Cela ajoute une autre couche de complexité à la stratégie diplomatique mondiale du Vatican. Le Saint-Siège doit naviguer entre les dynamiques de foi internes et les pressions politiques externes. Points clés à retenir : - La tournée africaine du Pape Léon XIV a recueilli un immense soutien populaire parmi les catholiques mais a suscité de vives critiques pour ses visites dans des États autoritaires. - Les défenseurs des droits humains soutiennent que ces visites légitiment involontairement des régimes accusés de corruption et d'abus. - Le Vatican soutient que les visites papales sont spirituelles et n'impliquent pas d'approbation politique des dirigeants ou des politiques. - La tournée a mis en évidence la tension entre l'autorité morale du Saint-Siège et les réalités pragmatiques de la diplomatie internationale.
À l'avenir, le Vatican continuera probablement sa stratégie d'engagement, équilibrant la portée spirituelle avec les considérations géopolitiques.

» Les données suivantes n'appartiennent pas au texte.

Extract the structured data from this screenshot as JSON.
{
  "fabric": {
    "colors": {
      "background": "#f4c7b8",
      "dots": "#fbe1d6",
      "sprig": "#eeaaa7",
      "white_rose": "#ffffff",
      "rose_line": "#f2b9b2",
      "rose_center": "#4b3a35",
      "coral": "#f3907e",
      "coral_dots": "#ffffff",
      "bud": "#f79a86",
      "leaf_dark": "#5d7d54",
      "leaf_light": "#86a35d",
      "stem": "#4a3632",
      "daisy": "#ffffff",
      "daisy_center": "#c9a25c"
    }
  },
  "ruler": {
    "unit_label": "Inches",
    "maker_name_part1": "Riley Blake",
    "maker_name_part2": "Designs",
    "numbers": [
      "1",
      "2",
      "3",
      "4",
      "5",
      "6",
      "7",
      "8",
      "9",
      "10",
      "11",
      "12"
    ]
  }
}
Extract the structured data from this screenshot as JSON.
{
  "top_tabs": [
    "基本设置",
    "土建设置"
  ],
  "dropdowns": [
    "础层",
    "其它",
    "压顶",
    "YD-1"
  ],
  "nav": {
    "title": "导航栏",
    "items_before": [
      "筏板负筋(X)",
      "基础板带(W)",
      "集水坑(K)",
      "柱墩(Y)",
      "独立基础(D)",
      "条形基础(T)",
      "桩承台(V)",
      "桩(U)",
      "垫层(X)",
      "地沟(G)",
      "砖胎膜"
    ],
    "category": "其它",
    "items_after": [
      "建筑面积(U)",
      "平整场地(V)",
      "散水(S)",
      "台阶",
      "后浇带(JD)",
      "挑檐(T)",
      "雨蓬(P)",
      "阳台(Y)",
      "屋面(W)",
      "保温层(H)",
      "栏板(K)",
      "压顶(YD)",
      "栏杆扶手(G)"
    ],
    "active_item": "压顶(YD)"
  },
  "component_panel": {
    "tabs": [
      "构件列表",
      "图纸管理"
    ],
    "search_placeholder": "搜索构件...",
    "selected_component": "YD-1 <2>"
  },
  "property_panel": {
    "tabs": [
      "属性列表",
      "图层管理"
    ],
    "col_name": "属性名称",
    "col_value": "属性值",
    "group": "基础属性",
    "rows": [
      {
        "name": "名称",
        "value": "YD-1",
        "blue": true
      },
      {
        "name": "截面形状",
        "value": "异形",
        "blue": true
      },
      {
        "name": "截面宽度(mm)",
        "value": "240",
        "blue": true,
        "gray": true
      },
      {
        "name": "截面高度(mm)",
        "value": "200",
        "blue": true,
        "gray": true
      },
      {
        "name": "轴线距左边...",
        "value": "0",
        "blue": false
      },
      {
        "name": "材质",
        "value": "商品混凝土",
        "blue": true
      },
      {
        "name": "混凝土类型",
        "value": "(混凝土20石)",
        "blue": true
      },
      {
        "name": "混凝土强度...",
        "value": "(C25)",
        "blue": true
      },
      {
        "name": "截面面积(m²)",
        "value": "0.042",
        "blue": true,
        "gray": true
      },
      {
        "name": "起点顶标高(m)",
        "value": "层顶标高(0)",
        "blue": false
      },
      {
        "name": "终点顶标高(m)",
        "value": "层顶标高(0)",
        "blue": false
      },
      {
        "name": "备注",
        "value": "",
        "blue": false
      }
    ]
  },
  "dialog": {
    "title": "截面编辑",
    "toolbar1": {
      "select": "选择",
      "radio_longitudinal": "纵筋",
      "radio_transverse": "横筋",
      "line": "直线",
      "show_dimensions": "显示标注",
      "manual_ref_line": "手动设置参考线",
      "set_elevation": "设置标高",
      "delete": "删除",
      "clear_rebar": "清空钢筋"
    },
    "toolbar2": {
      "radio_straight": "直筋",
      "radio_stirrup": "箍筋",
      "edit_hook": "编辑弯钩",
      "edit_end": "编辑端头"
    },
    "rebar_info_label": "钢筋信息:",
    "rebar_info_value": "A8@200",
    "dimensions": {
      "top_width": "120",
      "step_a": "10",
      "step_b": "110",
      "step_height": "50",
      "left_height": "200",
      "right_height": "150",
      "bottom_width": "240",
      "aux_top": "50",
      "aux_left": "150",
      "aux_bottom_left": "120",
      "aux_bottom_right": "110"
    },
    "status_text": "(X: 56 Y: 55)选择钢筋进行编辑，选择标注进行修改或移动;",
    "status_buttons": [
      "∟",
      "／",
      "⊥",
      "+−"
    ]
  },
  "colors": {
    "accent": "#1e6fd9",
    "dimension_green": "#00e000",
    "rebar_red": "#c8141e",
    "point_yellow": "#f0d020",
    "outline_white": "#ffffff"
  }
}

Les observateurs surveilleront tout changement dans la posture diplomatique des nations hôtes, en particulier le Cameroun et la Guinée équatoriale, alors que leurs dirigeants chercheront à tirer parti de la visite papale pour leur légitimité interne et externe. L'impact à long terme sur les mouvements des droits humains au sein de ces pays, et le rôle perçu de l'Église dans leurs luttes, reste un point d'attention critique.
Points clés à retenir
— - La tournée africaine du Pape Léon XIV a recueilli un immense soutien populaire parmi les catholiques mais a suscité de vives critiques pour ses visites dans des États autoritaires.
— - Les défenseurs des droits humains soutiennent que ces visites légitiment involontairement des régimes accusés de corruption et d'abus.
— - Le Vatican soutient que les visites papales sont spirituelles et n'impliquent pas d'approbation politique des dirigeants ou des politiques.
— - La tournée a mis en évidence la tension entre l'autorité morale du Saint-Siège et les réalités pragmatiques de la diplomatie internationale.